Santaco represents taxi owners, many of whom are relatively affluent, politically well-connected, and operate an industry that has been slow to comply with necessary regulations.

The face of the industry, however, is not the owner but the driver and his sliding door operator. No one knows the identities of the owners, but everyone refers to the taxi driver.

Drivers I have spoken to tell me of their exploitative working conditions, and that they fear for their lives daily when there are taxi disputes about routes or disputes between local associations. They are the ones who are shot, maimed or killed.

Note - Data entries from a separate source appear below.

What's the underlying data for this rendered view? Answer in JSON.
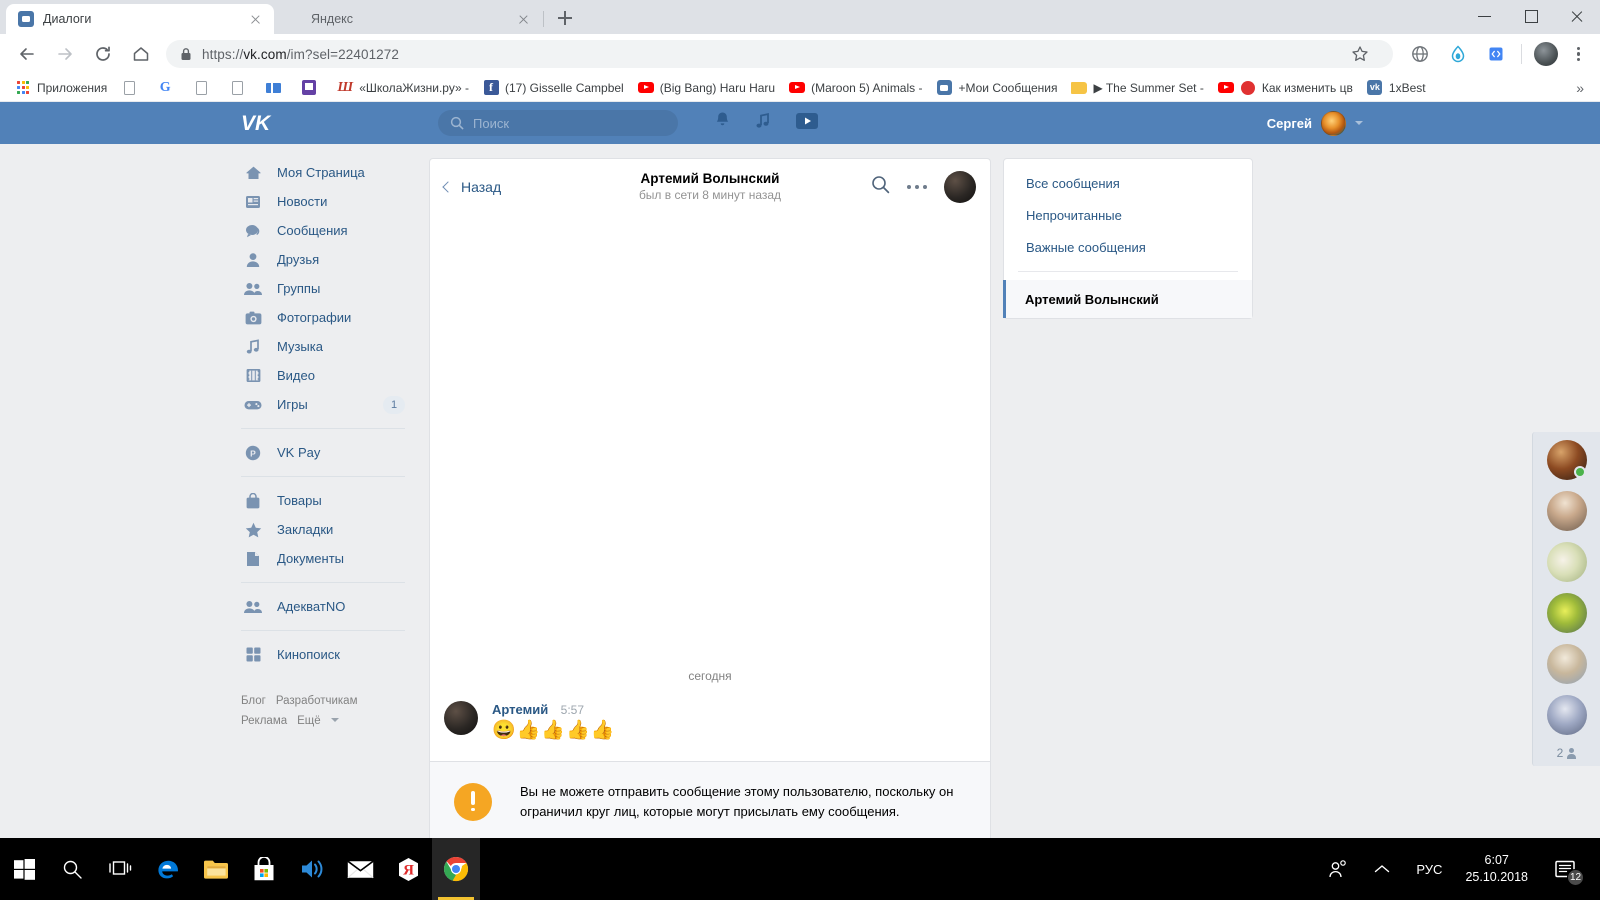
{
  "browser": {
    "tabs": [
      {
        "title": "Диалоги",
        "favicon": "vk-messages-icon",
        "active": true
      },
      {
        "title": "Яндекс",
        "favicon": "blank-page-icon",
        "active": false
      }
    ],
    "new_tab_label": "+",
    "window_controls": {
      "minimize": "minimize-icon",
      "maximize": "maximize-icon",
      "close": "close-icon"
    },
    "url_prefix": "https://",
    "url_domain": "vk.com",
    "url_path": "/im?sel=22401272",
    "url_full": "https://vk.com/im?sel=22401272",
    "bookmarks": [
      {
        "label": "Приложения",
        "icon": "apps-grid-icon"
      },
      {
        "label": "",
        "icon": "document-icon"
      },
      {
        "label": "",
        "icon": "google-icon"
      },
      {
        "label": "",
        "icon": "document-icon"
      },
      {
        "label": "",
        "icon": "document-icon"
      },
      {
        "label": "",
        "icon": "blue-bars-icon"
      },
      {
        "label": "",
        "icon": "twitch-icon"
      },
      {
        "label": "«ШколаЖизни.ру» -",
        "icon": "shkolazhizni-icon"
      },
      {
        "label": "(17) Gisselle Campbel",
        "icon": "facebook-icon"
      },
      {
        "label": "(Big Bang) Haru Haru",
        "icon": "youtube-icon"
      },
      {
        "label": "(Maroon 5) Animals -",
        "icon": "youtube-icon"
      },
      {
        "label": "+Мои Сообщения",
        "icon": "vk-messages-icon"
      },
      {
        "label": "▶ The Summer Set -",
        "icon": "folder-icon"
      },
      {
        "label": "Как изменить цв",
        "icon": "youtube-red-dot-icon"
      },
      {
        "label": "1xBest",
        "icon": "vk-icon"
      }
    ],
    "bookmarks_overflow": "»"
  },
  "vk": {
    "logo": "vk-logo",
    "search": {
      "placeholder": "Поиск",
      "icon": "search-icon"
    },
    "top_icons": [
      "bell-icon",
      "music-note-icon",
      "video-play-icon"
    ],
    "user": {
      "name": "Сергей",
      "avatar": "user-avatar",
      "chevron": "chevron-down-icon"
    },
    "nav": [
      {
        "label": "Моя Страница",
        "icon": "home-icon",
        "badge": ""
      },
      {
        "label": "Новости",
        "icon": "news-icon",
        "badge": ""
      },
      {
        "label": "Сообщения",
        "icon": "chat-bubble-icon",
        "badge": ""
      },
      {
        "label": "Друзья",
        "icon": "person-icon",
        "badge": ""
      },
      {
        "label": "Группы",
        "icon": "people-icon",
        "badge": ""
      },
      {
        "label": "Фотографии",
        "icon": "camera-icon",
        "badge": ""
      },
      {
        "label": "Музыка",
        "icon": "music-note-icon",
        "badge": ""
      },
      {
        "label": "Видео",
        "icon": "film-icon",
        "badge": ""
      },
      {
        "label": "Игры",
        "icon": "gamepad-icon",
        "badge": "1"
      },
      {
        "label": "VK Pay",
        "icon": "vkpay-icon",
        "badge": ""
      },
      {
        "label": "Товары",
        "icon": "bag-icon",
        "badge": ""
      },
      {
        "label": "Закладки",
        "icon": "star-icon",
        "badge": ""
      },
      {
        "label": "Документы",
        "icon": "document-icon",
        "badge": ""
      },
      {
        "label": "АдекватNO",
        "icon": "people-icon",
        "badge": ""
      },
      {
        "label": "Кинопоиск",
        "icon": "squares-icon",
        "badge": ""
      }
    ],
    "footer_links": [
      "Блог",
      "Разработчикам",
      "Реклама",
      "Ещё"
    ],
    "footer_more_chevron": "chevron-down-icon",
    "chat": {
      "back_label": "Назад",
      "title": "Артемий Волынский",
      "subtitle": "был в сети 8 минут назад",
      "search_icon": "search-icon",
      "more_icon": "more-dots-icon",
      "peer_avatar": "peer-avatar",
      "day_separator": "сегодня",
      "message": {
        "author": "Артемий",
        "time": "5:57",
        "text": "😀👍👍👍👍"
      },
      "warning": {
        "icon": "warning-exclamation-icon",
        "text": "Вы не можете отправить сообщение этому пользователю, поскольку он ограничил круг лиц, которые могут присылать ему сообщения."
      }
    },
    "im_list": {
      "filters": [
        "Все сообщения",
        "Непрочитанные",
        "Важные сообщения"
      ],
      "conversations": [
        {
          "name": "Артемий Волынский",
          "selected": true
        }
      ]
    },
    "friends_strip": {
      "avatars": [
        {
          "name": "friend-avatar-1",
          "online": true
        },
        {
          "name": "friend-avatar-2",
          "online": false
        },
        {
          "name": "friend-avatar-3",
          "online": false
        },
        {
          "name": "friend-avatar-4",
          "online": false
        },
        {
          "name": "friend-avatar-5",
          "online": false
        },
        {
          "name": "friend-avatar-6",
          "online": false
        }
      ],
      "count": "2",
      "count_icon": "person-icon"
    }
  },
  "taskbar": {
    "items": [
      {
        "name": "start-button",
        "icon": "windows-logo-icon"
      },
      {
        "name": "search-button",
        "icon": "search-icon"
      },
      {
        "name": "task-view-button",
        "icon": "task-view-icon"
      },
      {
        "name": "edge-button",
        "icon": "edge-icon"
      },
      {
        "name": "file-explorer-button",
        "icon": "folder-icon"
      },
      {
        "name": "microsoft-store-button",
        "icon": "store-icon"
      },
      {
        "name": "groove-music-button",
        "icon": "speaker-icon"
      },
      {
        "name": "mail-button",
        "icon": "mail-icon"
      },
      {
        "name": "yandex-browser-button",
        "icon": "yandex-icon"
      },
      {
        "name": "chrome-button",
        "icon": "chrome-icon"
      }
    ],
    "tray": {
      "people_icon": "people-share-icon",
      "chevron_icon": "chevron-up-icon",
      "language": "РУС",
      "time": "6:07",
      "date": "25.10.2018",
      "notification_icon": "notification-icon",
      "notification_count": "12"
    }
  },
  "colors": {
    "vk_blue": "#5181b8",
    "vk_link": "#2a5885",
    "page_bg": "#edeef0",
    "warning_orange": "#f5a623",
    "online_green": "#4bb34b",
    "taskbar_accent": "#f2c230"
  }
}
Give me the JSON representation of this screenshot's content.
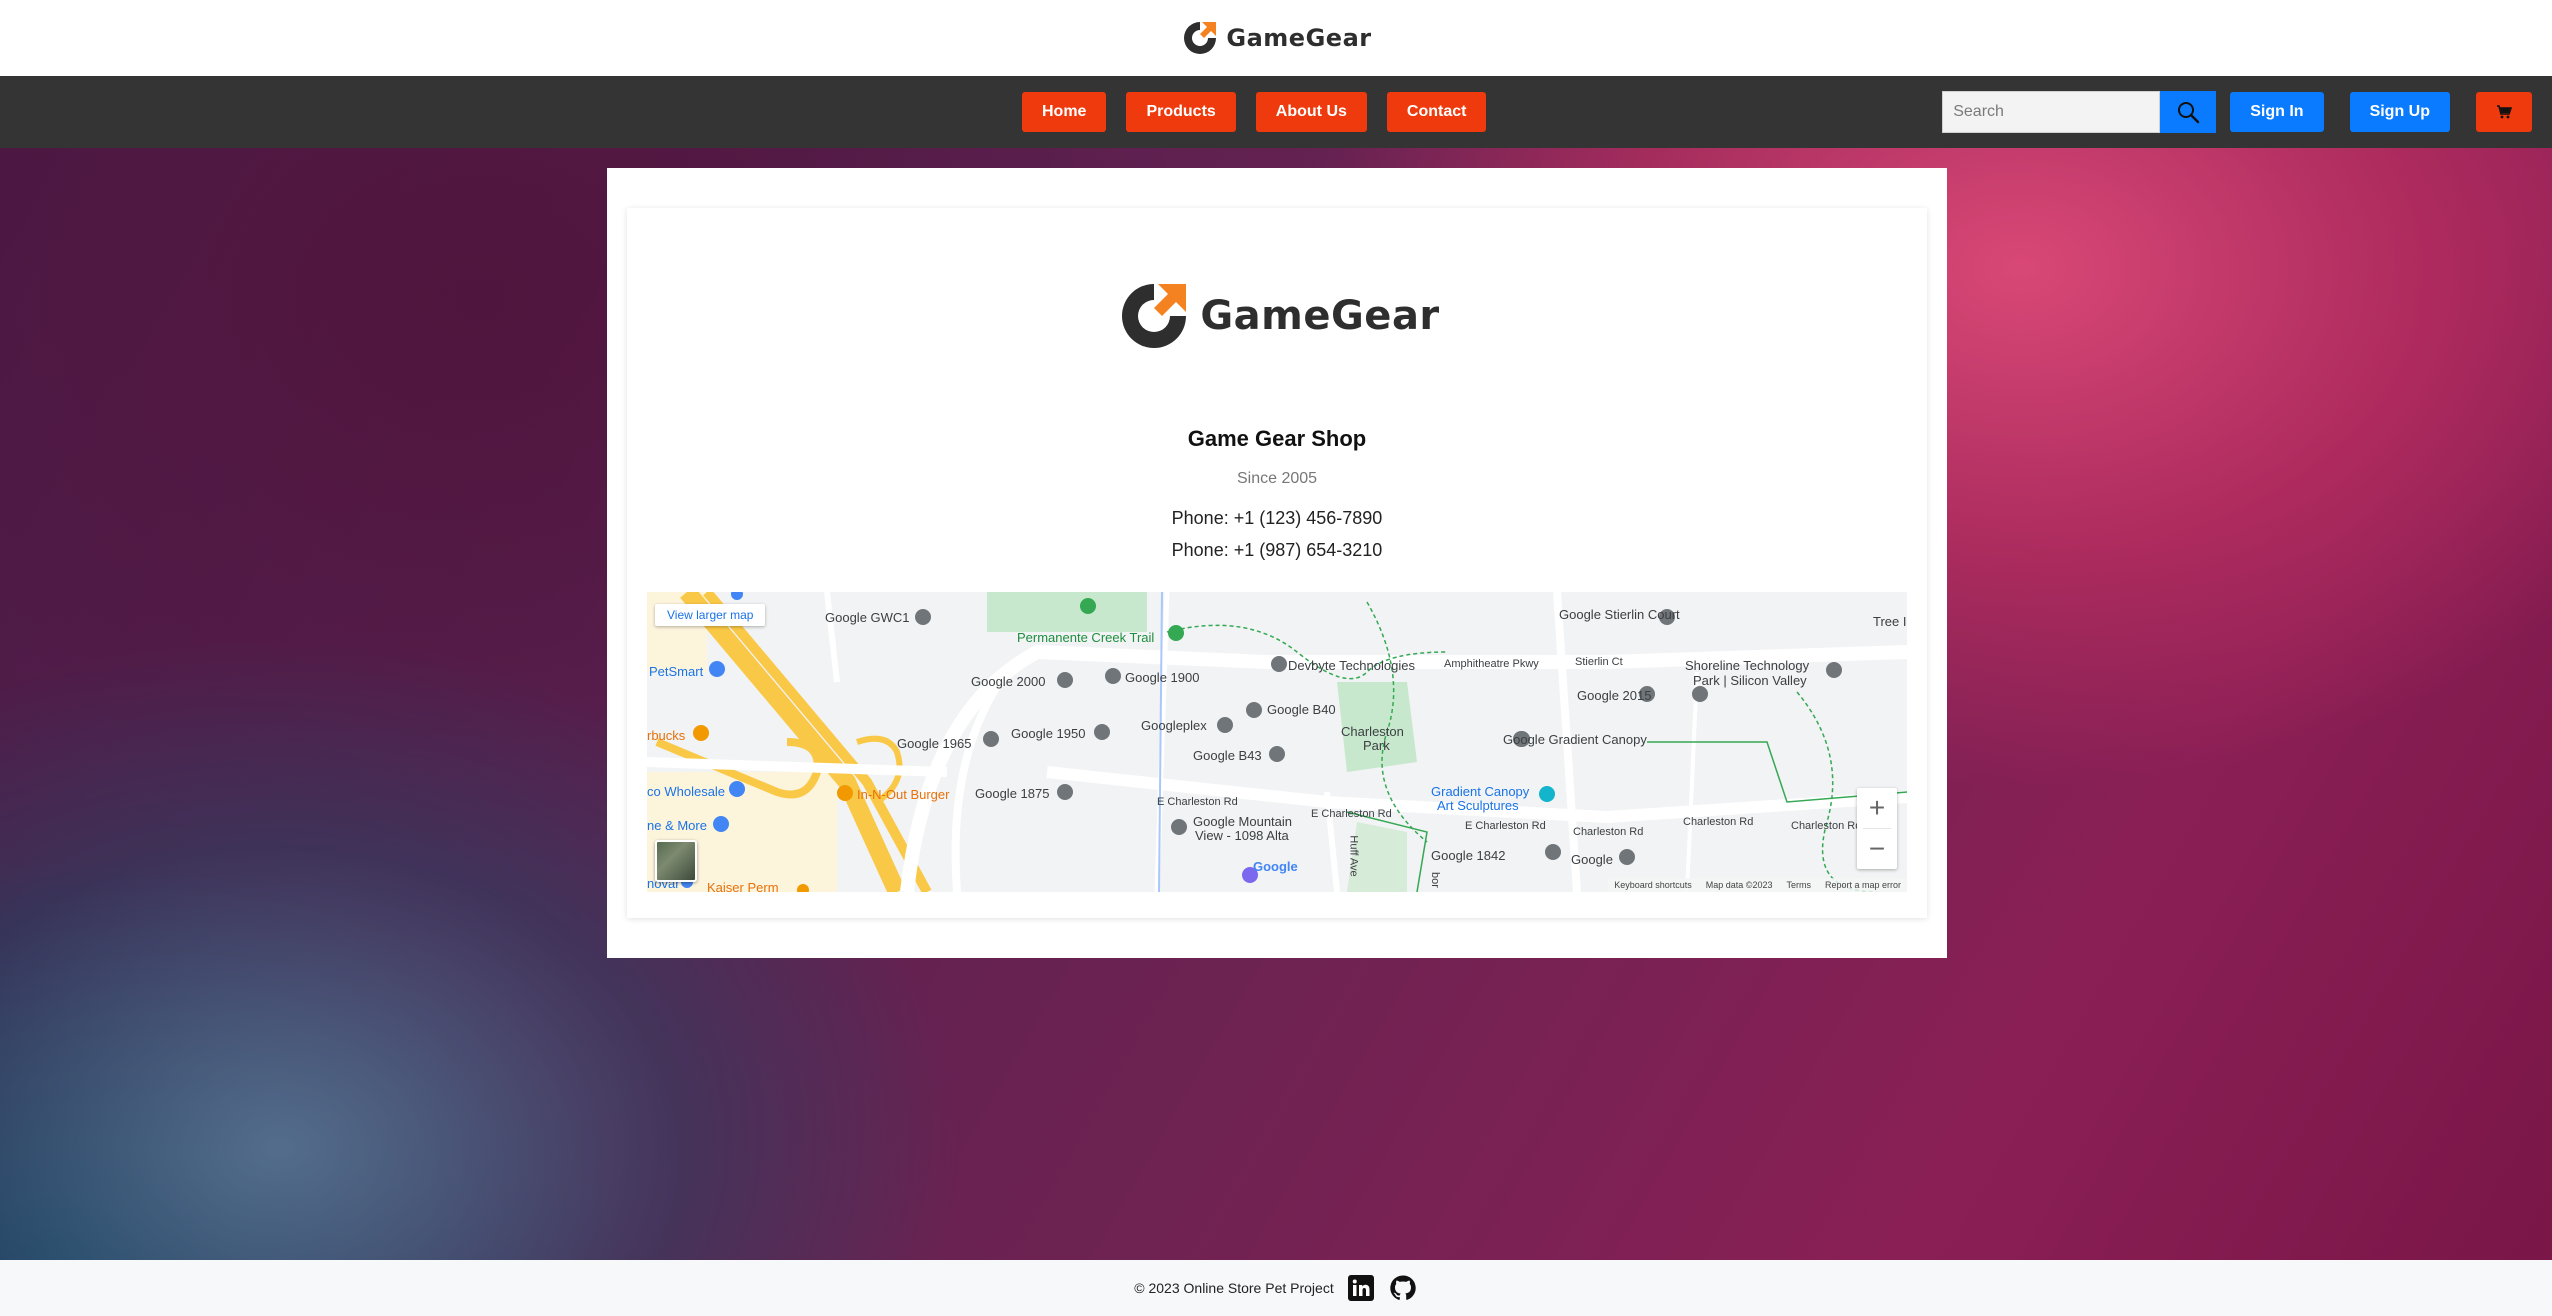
{
  "brand": {
    "name": "GameGear",
    "primary_color": "#2e2e2e",
    "accent_color": "#f58220",
    "logo_icon": "gamegear-logo-icon"
  },
  "nav": {
    "links": [
      {
        "label": "Home"
      },
      {
        "label": "Products"
      },
      {
        "label": "About Us"
      },
      {
        "label": "Contact"
      }
    ],
    "link_color": "#ee3a0c",
    "search_placeholder": "Search",
    "search_icon": "search-icon",
    "sign_in": "Sign In",
    "sign_up": "Sign Up",
    "auth_color": "#0a7bff",
    "cart_icon": "cart-icon"
  },
  "contact": {
    "shop_name": "Game Gear Shop",
    "since": "Since 2005",
    "phone1": "Phone: +1 (123) 456-7890",
    "phone2": "Phone: +1 (987) 654-3210"
  },
  "map": {
    "view_larger": "View larger map",
    "labels": {
      "google_gwc1": "Google GWC1",
      "permanente": "Permanente Creek Trail",
      "devbyte": "Devbyte Technologies",
      "amphitheatre": "Amphitheatre Pkwy",
      "stierlin_court": "Google Stierlin Court",
      "stierlin_ct": "Stierlin Ct",
      "shoreline": "Shoreline Technology",
      "shoreline2": "Park | Silicon Valley",
      "tree": "Tree I",
      "petsmart": "PetSmart",
      "google2000": "Google 2000",
      "google1900": "Google 1900",
      "google2015": "Google 2015",
      "googleplex": "Googleplex",
      "google_b40": "Google B40",
      "charleston_park": "Charleston",
      "charleston_park2": "Park",
      "gradient_canopy": "Google Gradient Canopy",
      "rbucks": "rbucks",
      "google1965": "Google 1965",
      "google1950": "Google 1950",
      "google_b43": "Google B43",
      "co_wholesale": "co Wholesale",
      "in_n_out": "In-N-Out Burger",
      "google1875": "Google 1875",
      "e_charleston": "E Charleston Rd",
      "e_charleston2": "E Charleston Rd",
      "e_charleston3": "E Charleston Rd",
      "gradient_art": "Gradient Canopy",
      "gradient_art2": "Art Sculptures",
      "charleston_rd": "Charleston Rd",
      "charleston_rd2": "Charleston Rd",
      "charleston_rd3": "Charleston Rd",
      "ne_more": "ne & More",
      "mountain_view": "Google Mountain",
      "mountain_view2": "View - 1098 Alta",
      "google1842": "Google 1842",
      "google": "Google",
      "huff": "Huff Ave",
      "garcia": "bor",
      "novar": "novar",
      "kaiser": "Kaiser Perm"
    },
    "google_mark": "Google",
    "zoom_in": "+",
    "zoom_out": "−",
    "attribution": [
      "Keyboard shortcuts",
      "Map data ©2023",
      "Terms",
      "Report a map error"
    ]
  },
  "footer": {
    "text": "© 2023 Online Store Pet Project",
    "linkedin_icon": "linkedin-icon",
    "github_icon": "github-icon"
  }
}
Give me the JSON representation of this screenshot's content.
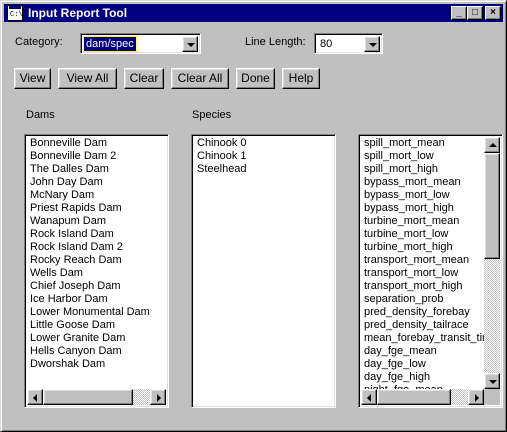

One driver said the reason they are perceived to drive fast past an area or swing suddenly into another lane is that they may fear that a hitman may be in the vicinity. Their working conditions are horrendous. It is these individuals who carry Cape Town's labour force to work. It is a thankless job.

When the City and Provincial leadership embarked on calling them thugs and lawless, it characterised them without contextualising their lived experiences. Most of the wealthy and middle-class Cape Town has taken to deconstruct the privileges and entitlements apartheid conferred on them as free of racism and discrimination towards others.

Therefore they sit in their privileged enclaves pronouncing on individuals they have never spoken to, for all they believe is that “these people who don’t follow the rules are thugs and lawless”.

But most of privileged Cape Town don’t care to know that “these people” are of the most lowly paid in the city, fear for their lives daily, and have never received counselling for the trauma they live with, and are often fired at will.

Were Cape Town a city where its governance was less historical, it could have dealt with last week’s law enforcement in different ways that still accomplished the message that the rule of law matters.

Tragically, the emergence of an enforced single narrative culture – a great city of law and order – disregards everything else that is not part of that preferred single narrative and treats everything else as being of no consequence.

When the City and Provincial leaders roll out their negative narratives about taxis, it seeks to make that the only narrative. It’s not. When you see a rushing taxi driver, see an individual who is trying to earn an average of R200 a day. See apartheid spatial planning at work. See an individual dealing with his trauma his way.

The saddest part for me, when I read the City’s announcement of the end of the strike, is that it was filled with triumphalism. It read like a victory dance, another enforced subjugation. Nothing about it spoke with an understanding of the taxi industry. And therein lay the seeds of the next taxi strike.

* Lorenzo A. Davids.

** The views expressed here are not necessarily those of Independent Media.